Аня наблюдала за необычной для этого места девушкой, но не решалась подойти. Задержавшись в соседней палате на пару минут, та тоже отправилась в туалет, сжимая что-то в кулаке. Она оказалась решительнее Ани и виновато улыбнулась протянула ей мятую сигарету:
- Курить будешь? Извини, что в таком виде: приходиться спать с ними, а то украдут! Ты, новенькая? Как тебя зовут?
- Аня.
- А меня - Оксана. Очень приятно. Я еще там, в столовой обратила на тебя внимание.
Аня затянулась сизым обволакивающим дымом. Жить стало легче и веселее то ли от никотина, то ли оттого, что родственная душа первая сделала шаг на встречу:
- Я на тебя тоже, – рассмеялась Аня. Странно было бы, если бы мы не заметили друга в этом зверинце.
- Ой, чувихи, дайте разок затянуться, - набежали со всех сторон представительницы местной хищной фауны, - ну не будьте жлобихами! С ближними надо делиться!
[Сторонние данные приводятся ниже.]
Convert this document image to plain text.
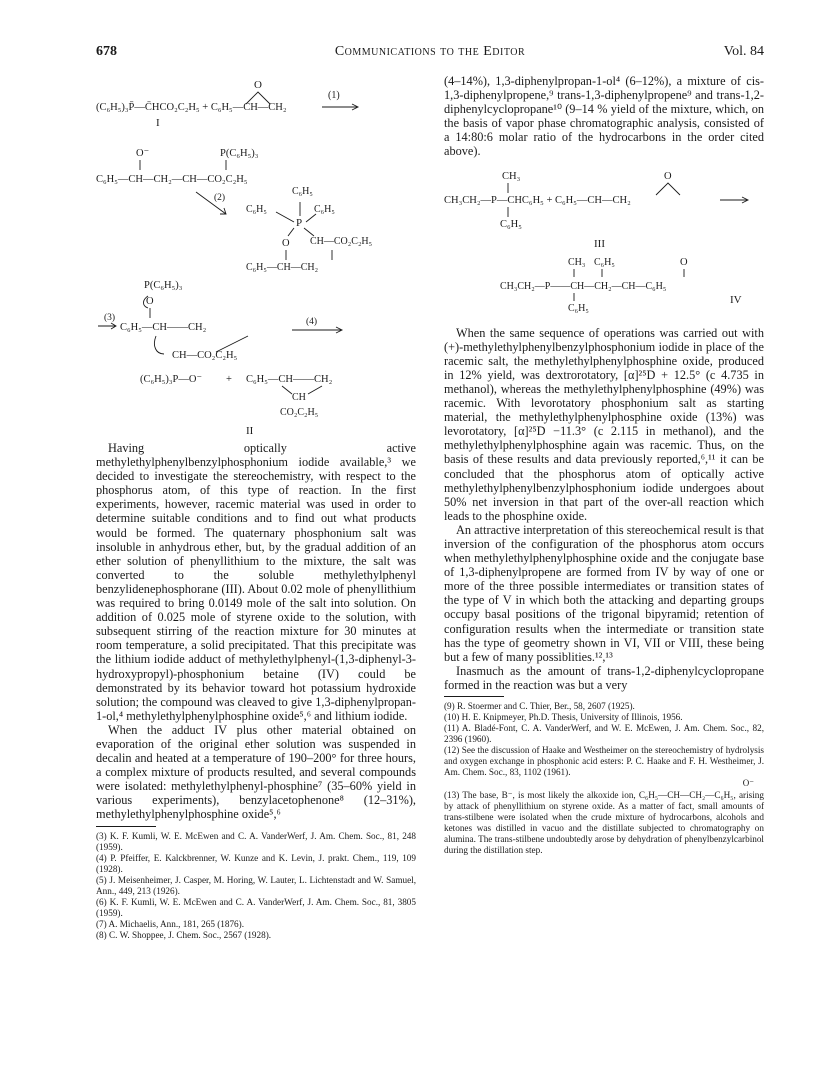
678	Communications to the Editor	Vol. 84
O
(C₆H₅)₃P̄—C̄HCO₂C₂H₅ + C₆H₅—CH—CH₂
(1)
I
O⁻	P(C₆H₅)₃
C₆H₅—CH—CH₂—CH—CO₂C₂H₅
(2)
C₆H₅
C₆H₅	C₆H₅
P
O CH—CO₂C₂H₅
C₆H₅—CH—CH₂
P(C₆H₅)₃
O
(3)
C₆H₅—CH——CH₂
CH—CO₂C₂H₅
(4)
(C₆H₅)₃P—O⁻ + C₆H₅—CH——CH₂
CH
CO₂C₂H₅
II

Having optically active methylethylphenylbenzylphosphonium iodide available,³ we decided to investigate the stereochemistry, with respect to the phosphorus atom, of this type of reaction. In the first experiments, however, racemic material was used in order to determine suitable conditions and to find out what products would be formed. The quaternary phosphonium salt was insoluble in anhydrous ether, but, by the gradual addition of an ether solution of phenyllithium to the mixture, the salt was converted to the soluble methylethylphenyl benzylidenephosphorane (III). About 0.02 mole of phenyllithium was required to bring 0.0149 mole of the salt into solution. On addition of 0.025 mole of styrene oxide to the solution, with subsequent stirring of the reaction mixture for 30 minutes at room temperature, a solid precipitated. That this precipitate was the lithium iodide adduct of methylethylphenyl-(1,3-diphenyl-3-hydroxypropyl)-phosphonium betaine (IV) could be demonstrated by its behavior toward hot potassium hydroxide solution; the compound was cleaved to give 1,3-diphenylpropan-1-ol,⁴ methylethylphenylphosphine oxide⁵,⁶ and lithium iodide.

When the adduct IV plus other material obtained on evaporation of the original ether solution was suspended in decalin and heated at a temperature of 190–200° for three hours, a complex mixture of products resulted, and several compounds were isolated: methylethylphenyl-phosphine⁷ (35–60% yield in various experiments), benzylacetophenone⁸ (12–31%), methylethylphenylphosphine oxide⁵,⁶

(3) K. F. Kumli, W. E. McEwen and C. A. VanderWerf, J. Am. Chem. Soc., 81, 248 (1959).

(4) P. Pfeiffer, E. Kalckbrenner, W. Kunze and K. Levin, J. prakt. Chem., 119, 109 (1928).

(5) J. Meisenheimer, J. Casper, M. Horing, W. Lauter, L. Lichtenstadt and W. Samuel, Ann., 449, 213 (1926).

(6) K. F. Kumli, W. E. McEwen and C. A. VanderWerf, J. Am. Chem. Soc., 81, 3805 (1959).

(7) A. Michaelis, Ann., 181, 265 (1876).

(8) C. W. Shoppee, J. Chem. Soc., 2567 (1928).

(4–14%), 1,3-diphenylpropan-1-ol⁴ (6–12%), a mixture of cis-1,3-diphenylpropene,⁹ trans-1,3-diphenylpropene⁹ and trans-1,2-diphenylcyclopropane¹⁰ (9–14 % yield of the mixture, which, on the basis of vapor phase chromatographic analysis, consisted of a 14:80:6 molar ratio of the hydrocarbons in the order cited above).

CH₃	O
CH₃CH₂—P—CHC₆H₅ + C₆H₅—CH—CH₂
C₆H₅
III
CH₃ C₆H₅	O
CH₃CH₂—P——CH—CH₂—CH—C₆H₅
C₆H₅
IV

When the same sequence of operations was carried out with (+)-methylethylphenylbenzylphosphonium iodide in place of the racemic salt, the methylethylphenylphosphine oxide, produced in 12% yield, was dextrorotatory, [α]²⁵D + 12.5° (c 4.735 in methanol), whereas the methylethylphenylphosphine (49%) was racemic. With levorotatory phosphonium salt as starting material, the methylethylphenylphosphine oxide (13%) was levorotatory, [α]²⁵D −11.3° (c 2.115 in methanol), and the methylethylphenylphosphine again was racemic. Thus, on the basis of these results and data previously reported,⁶,¹¹ it can be concluded that the phosphorus atom of optically active methylethylphenylbenzylphosphonium iodide undergoes about 50% net inversion in that part of the over-all reaction which leads to the phosphine oxide.

An attractive interpretation of this stereochemical result is that inversion of the configuration of the phosphorus atom occurs when methylethylphenylphosphine oxide and the conjugate base of 1,3-diphenylpropene are formed from IV by way of one or more of the three possible intermediates or transition states of the type of V in which both the attacking and departing groups occupy basal positions of the trigonal bipyramid; retention of configuration results when the intermediate or transition state has the type of geometry shown in VI, VII or VIII, these being but a few of many possiblities.¹²,¹³

Inasmuch as the amount of trans-1,2-diphenylcyclopropane formed in the reaction was but a very

(9) R. Stoermer and C. Thier, Ber., 58, 2607 (1925).

(10) H. E. Knipmeyer, Ph.D. Thesis, University of Illinois, 1956.

(11) A. Bladé-Font, C. A. VanderWerf, and W. E. McEwen, J. Am. Chem. Soc., 82, 2396 (1960).

(12) See the discussion of Haake and Westheimer on the stereochemistry of hydrolysis and oxygen exchange in phosphonic acid esters: P. C. Haake and F. H. Westheimer, J. Am. Chem. Soc., 83, 1102 (1961).

O⁻

(13) The base, B⁻, is most likely the alkoxide ion, C₆H₅—CH—CH₂—C₆H₅, arising by attack of phenyllithium on styrene oxide. As a matter of fact, small amounts of trans-stilbene were isolated when the crude mixture of hydrocarbons, alcohols and ketones was distilled in vacuo and the distillate subjected to chromatography on alumina. The trans-stilbene undoubtedly arose by dehydration of phenylbenzylcarbinol during the distillation step.
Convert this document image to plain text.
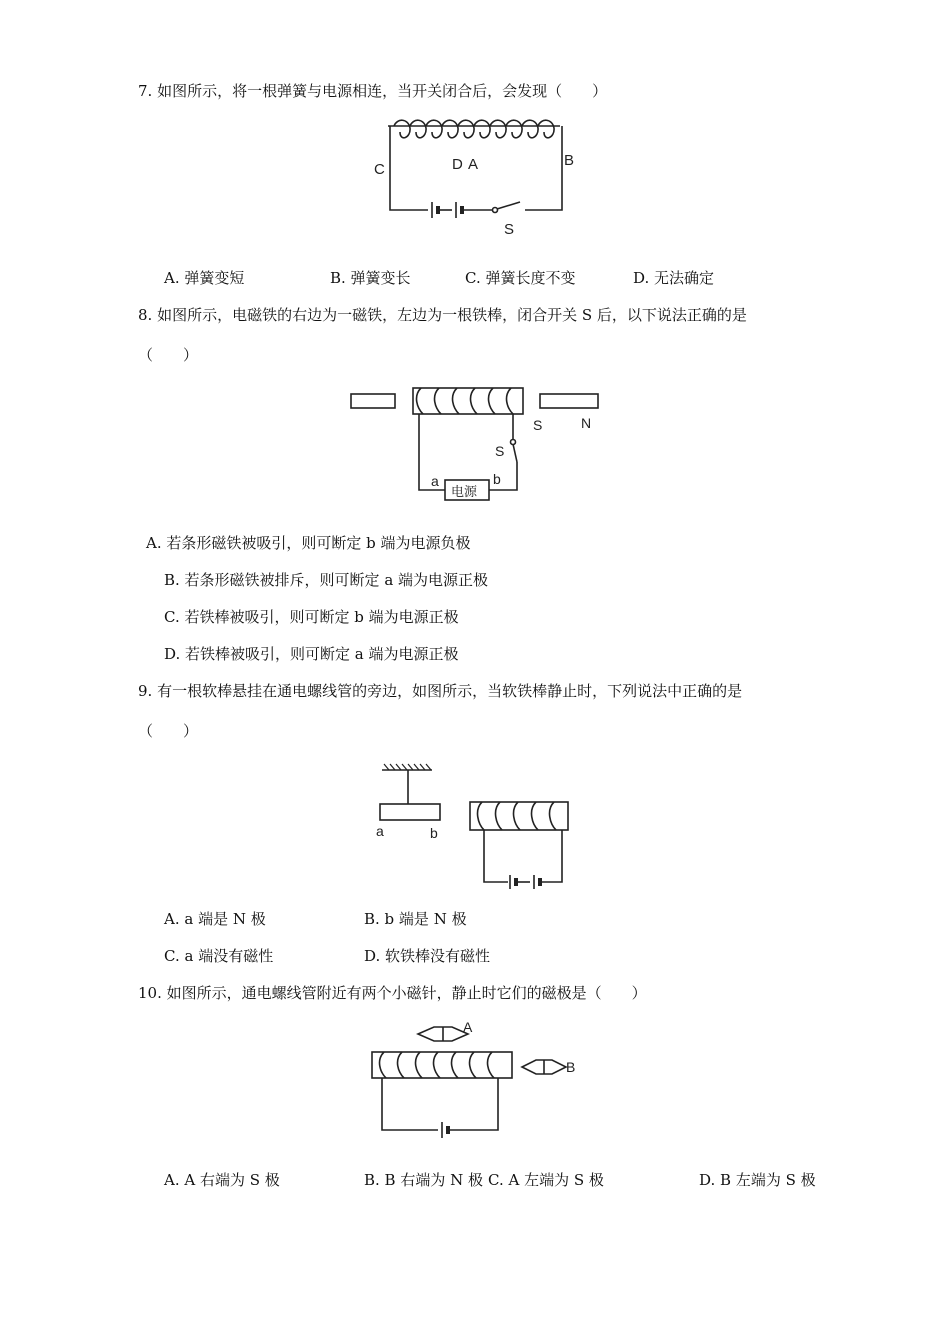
7. 如图所示，将一根弹簧与电源相连，当开关闭合后，会发现（　　）
C	D A	B
S
A. 弹簧变短	B. 弹簧变长	C. 弹簧长度不变	D. 无法确定
8. 如图所示，电磁铁的右边为一磁铁，左边为一根铁棒，闭合开关 S 后，以下说法正确的是
（　　）
S	N
S
a	b
电源
A. 若条形磁铁被吸引，则可断定 b 端为电源负极
B. 若条形磁铁被排斥，则可断定 a 端为电源正极
C. 若铁棒被吸引，则可断定 b 端为电源正极
D. 若铁棒被吸引，则可断定 a 端为电源正极
9. 有一根软棒悬挂在通电螺线管的旁边，如图所示，当软铁棒静止时，下列说法中正确的是
（　　）
a	b
A. a 端是 N 极	B. b 端是 N 极
C. a 端没有磁性	D. 软铁棒没有磁性
10. 如图所示，通电螺线管附近有两个小磁针，静止时它们的磁极是（　　）
A
B
A. A 右端为 S 极	B. B 右端为 N 极 C. A 左端为 S 极	D. B 左端为 S 极
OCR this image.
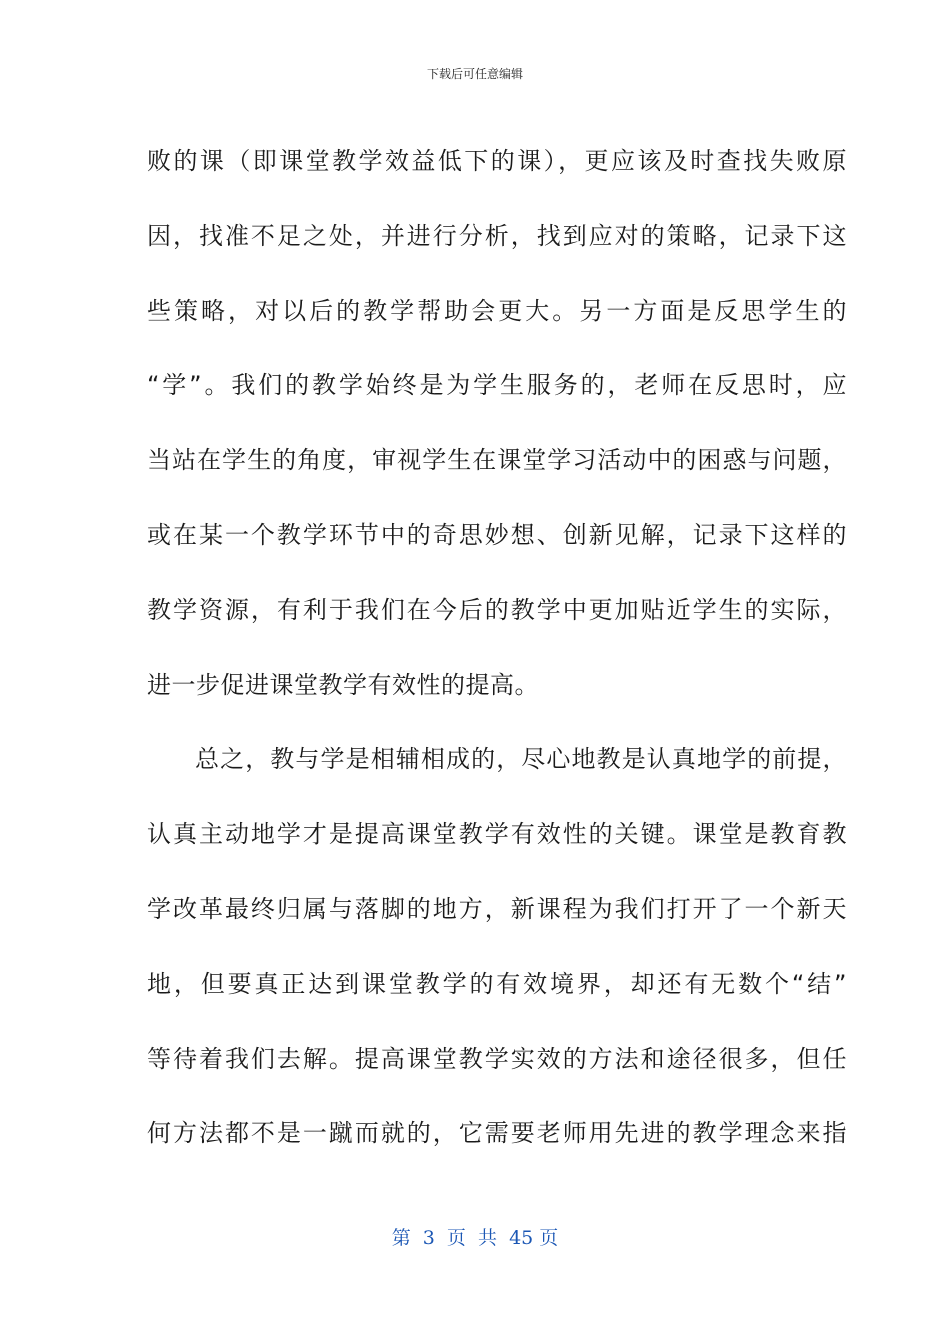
下载后可任意编辑
败的课（即课堂教学效益低下的课），更应该及时查找失败原
因，找准不足之处，并进行分析，找到应对的策略，记录下这
些策略，对以后的教学帮助会更大。另一方面是反思学生的
“学”。我们的教学始终是为学生服务的，老师在反思时，应
当站在学生的角度，审视学生在课堂学习活动中的困惑与问题，
或在某一个教学环节中的奇思妙想、创新见解，记录下这样的
教学资源，有利于我们在今后的教学中更加贴近学生的实际，
进一步促进课堂教学有效性的提高。
总之，教与学是相辅相成的，尽心地教是认真地学的前提，
认真主动地学才是提高课堂教学有效性的关键。课堂是教育教
学改革最终归属与落脚的地方，新课程为我们打开了一个新天
地，但要真正达到课堂教学的有效境界，却还有无数个“结”
等待着我们去解。提高课堂教学实效的方法和途径很多，但任
何方法都不是一蹴而就的，它需要老师用先进的教学理念来指
第  3  页  共  45 页
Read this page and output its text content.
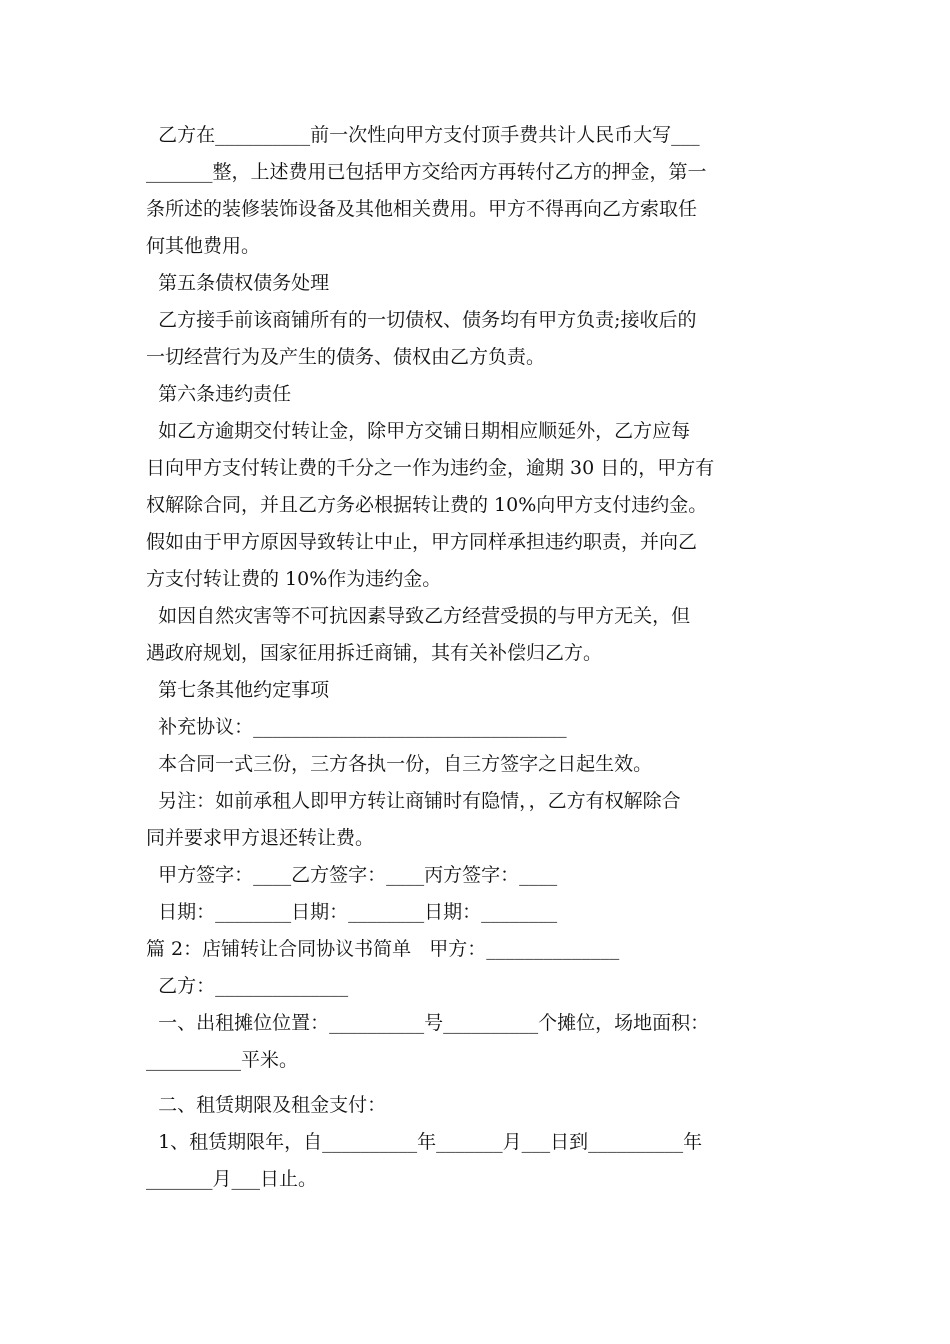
乙方在__________前一次性向甲方支付顶手费共计人民币大写___
_______整，上述费用已包括甲方交给丙方再转付乙方的押金，第一
条所述的装修装饰设备及其他相关费用。甲方不得再向乙方索取任
何其他费用。
第五条债权债务处理
乙方接手前该商铺所有的一切债权、债务均有甲方负责;接收后的
一切经营行为及产生的债务、债权由乙方负责。
第六条违约责任
如乙方逾期交付转让金，除甲方交铺日期相应顺延外，乙方应每
日向甲方支付转让费的千分之一作为违约金，逾期 30 日的，甲方有
权解除合同，并且乙方务必根据转让费的 10%向甲方支付违约金。
假如由于甲方原因导致转让中止，甲方同样承担违约职责，并向乙
方支付转让费的 10%作为违约金。
如因自然灾害等不可抗因素导致乙方经营受损的与甲方无关，但
遇政府规划，国家征用拆迁商铺，其有关补偿归乙方。
第七条其他约定事项
补充协议：_________________________________
本合同一式三份，三方各执一份，自三方签字之日起生效。
另注：如前承租人即甲方转让商铺时有隐情，，乙方有权解除合
同并要求甲方退还转让费。
甲方签字：____乙方签字：____丙方签字：____
日期：________日期：________日期：________
篇 2：店铺转让合同协议书简单   甲方：______________
乙方：______________
一、出租摊位位置：__________号__________个摊位，场地面积：
__________平米。
二、租赁期限及租金支付：
1、租赁期限年，自__________年_______月___日到__________年
_______月___日止。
Оксана стала виновато оправдываться:
- Хорошо, я оставлю. Я бы вам дала, но у меня больше нет сигарет. Кончились.
Толпа недовольно и недоверчиво загула, но тут в туалет зашла Тоня. Нахлебницы тут же схлынули в другой угол помещения, зная непростой нрав старожилки и почитая ее положение на трип - даче:
- Кури, не парься! - Тоня гневно и многозначительно уставилась на упавших на хвост Оксане и Ане. - Она пачку сигарет с фильтром вам раздала, вчера! Где они? А? Я вас спрашиваю? У вас, стерв, еще язык поворачивается после всего у нее еще тягу клянчить? - Тоня, сверкнув татуировкой на руке, повернулась к Оксане: - А ты, дура, думаешь, что тебе здесь кто-то даст затянуться, когда у тебя курево кончиться? Шиш! Не от одной .…зды не дождешься! У них нет ничего и принести им некому! А если, и было, то никто все равно тебе не дал бы! Эти твари за крошку хлеба и щепотку чая готовы родину продать и глотки друг другу грызть! Они здесь прелые листья курят, а ты такое дорогое курево разбазариваешь! На кой хрен пачку вчера раздала? Что теперь курить будешь?
-Да мне еще принесут. Мне не жалко, курите, а здоровье, если можно так выразиться! - Оксана виновато улыбалась. В глубине души она была рада внезапному появлению Тони. Только эта мужеподобная неопределенного возраста женщина могла совладать с этой толпой волчиц, готовых разорвать всех, кто на них не похож.
После четвертой затяжки больше не выдерживая пристального взгляда Тони, протянула ей свою сигарету.
- Ты че, накурилась уже? – недоверчиво из-под лохматых бровей глянула Тоня, почесывая свою щетину под тональным кремом.
- Я много не курю. Покурите вы, то есть ты. Оставишь мне еще одну затяжку.
- Да, кури ты! После меня нельзя. Ты что забыла? У меня же «сифон»!
Толпа алчно наблюдала, как Тоня закатив глаза от удовольствия стала пускать кольца.
- Что собачье отродье уставились? Не хотите, затяжку после меня? А? Что смотрите? Кто у меня вчера чай спер? Сейчас я вам шмон то устрою! Найду – мордой парашу до блеска отполирую! Нелюди!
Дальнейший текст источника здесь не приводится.